U.S. Court of Appeals for the Fifth Circuit, 2010

United States v. Carl Carlson

United States v. Carl Carlson
U.S. Court of Appeals for the Fifth Circuit · Decided March 16, 2010 · Reavley, Davis, Haynes
370 F. App'x 486

United States v. Carl Carlson

Opinion

PER CURIAM: *

Carl Theodore Carlson pleaded guilty to five counts of mail fraud in violation of 18 *487 U.S.C. § 1341 and was sentenced to 56 months of imprisonment, on each count to run concurrently, three years of supervised release, on each count to run concurrently, and restitution in the amount of $1,401,866. Carlson argues that the district court clearly erred in applying a two-level upward adjustment in his offense level for abuse of a position of trust pursuant to U.S.S.G. § 3B1.3. He argues that he did not hold a position of trust at Penske Truck Leasing (PTL). He contends that the release numbers for the truck sales were computer generated and that there was no evidence that professional or managerial discretion was involved in providing them.

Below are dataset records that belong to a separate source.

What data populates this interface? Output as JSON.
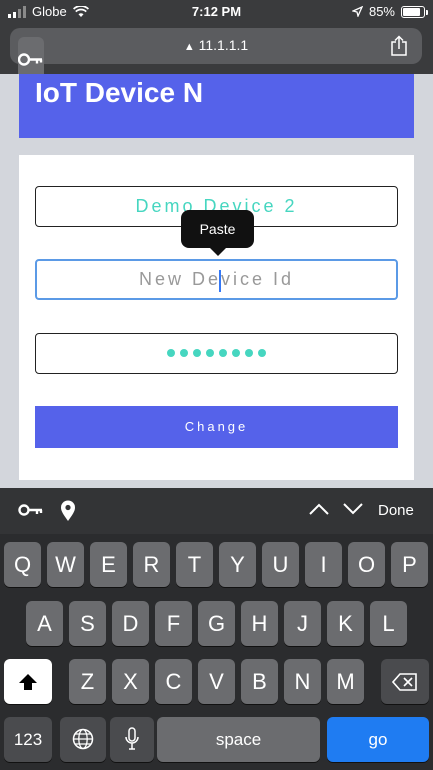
{
  "status_bar": {
    "carrier": "Globe",
    "time": "7:12 PM",
    "battery": "85%",
    "battery_level": 0.85
  },
  "browser": {
    "url": "11.1.1.1"
  },
  "page": {
    "title": "IoT Device N",
    "current_device_value": "Demo Device 2",
    "new_device_placeholder": "New Device Id",
    "password_length": 8,
    "change_button": "Change"
  },
  "popup": {
    "paste_label": "Paste"
  },
  "accessory_bar": {
    "done_label": "Done"
  },
  "keyboard": {
    "row1": [
      "Q",
      "W",
      "E",
      "R",
      "T",
      "Y",
      "U",
      "I",
      "O",
      "P"
    ],
    "row2": [
      "A",
      "S",
      "D",
      "F",
      "G",
      "H",
      "J",
      "K",
      "L"
    ],
    "row3": [
      "Z",
      "X",
      "C",
      "V",
      "B",
      "N",
      "M"
    ],
    "numbers_key": "123",
    "space_key": "space",
    "go_key": "go"
  }
}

With respect to a finding that a defendant abused a position of trust under § 3B1.3, the district court’s finding is “a sophisticated factual determination reviewed under the clearly erroneous standard.” United States v. Ollison, 555 F.3d 152, 164-65 (5th Cir. 2009). A two-level § 3B1.3 enhancement is appropriate if a defendant occupied a position of trust and used that position to facilitate significantly the commission or concealment of the offense. § 3B1.3; Ollison, 555 F.3d at 165. The primary distinguishing trait of a person in a position of trust is the extent to which the person’s position allows him the freedom to commit a wrong that is difficult to detect. United States v. Brown, 7 F.3d 1155, 1161 (5th Cir. 1993).

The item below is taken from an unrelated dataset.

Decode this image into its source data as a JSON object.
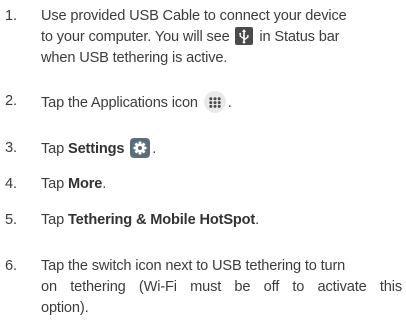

The evidence in the record shows that Carlson, in his position as used truck coordinator, had the discretionary authority to approve sales of previously leased trucks. Carlson did not merely perform a nondis-cretionary function of providing the release numbers upon request by the district managers. The district managers had to get Carlson’s approval for the sales price, after which Carlson used the computer to generate the release numbers for the sales. Carlson apparently had little or no supervision and the freedom to commit this fraud without detection from about 2000 to 2005, until an internal audit revealed discrepancies in PTL’s truck inventory. Carlson had worked for Penske for 22 years and his salary was $110,00 a year. Carlson was not a low-level functionary but a long-term, highly paid employee trusted by Penske with the authority to approve sales of vehicles that generated over $1 million dollars in sales. The district court did not clearly err in its implicit finding that Carlson occupied a position of trust. See Brown, 7 F.3d at 1162.

AFFIRMED.

*

Pursuant to 5th Cir. R. 47.5, the court has determined that this opinion should not be *487 published and is not precedent except under the limited circumstances set forth in 5tii Cir. R. 47.5.4.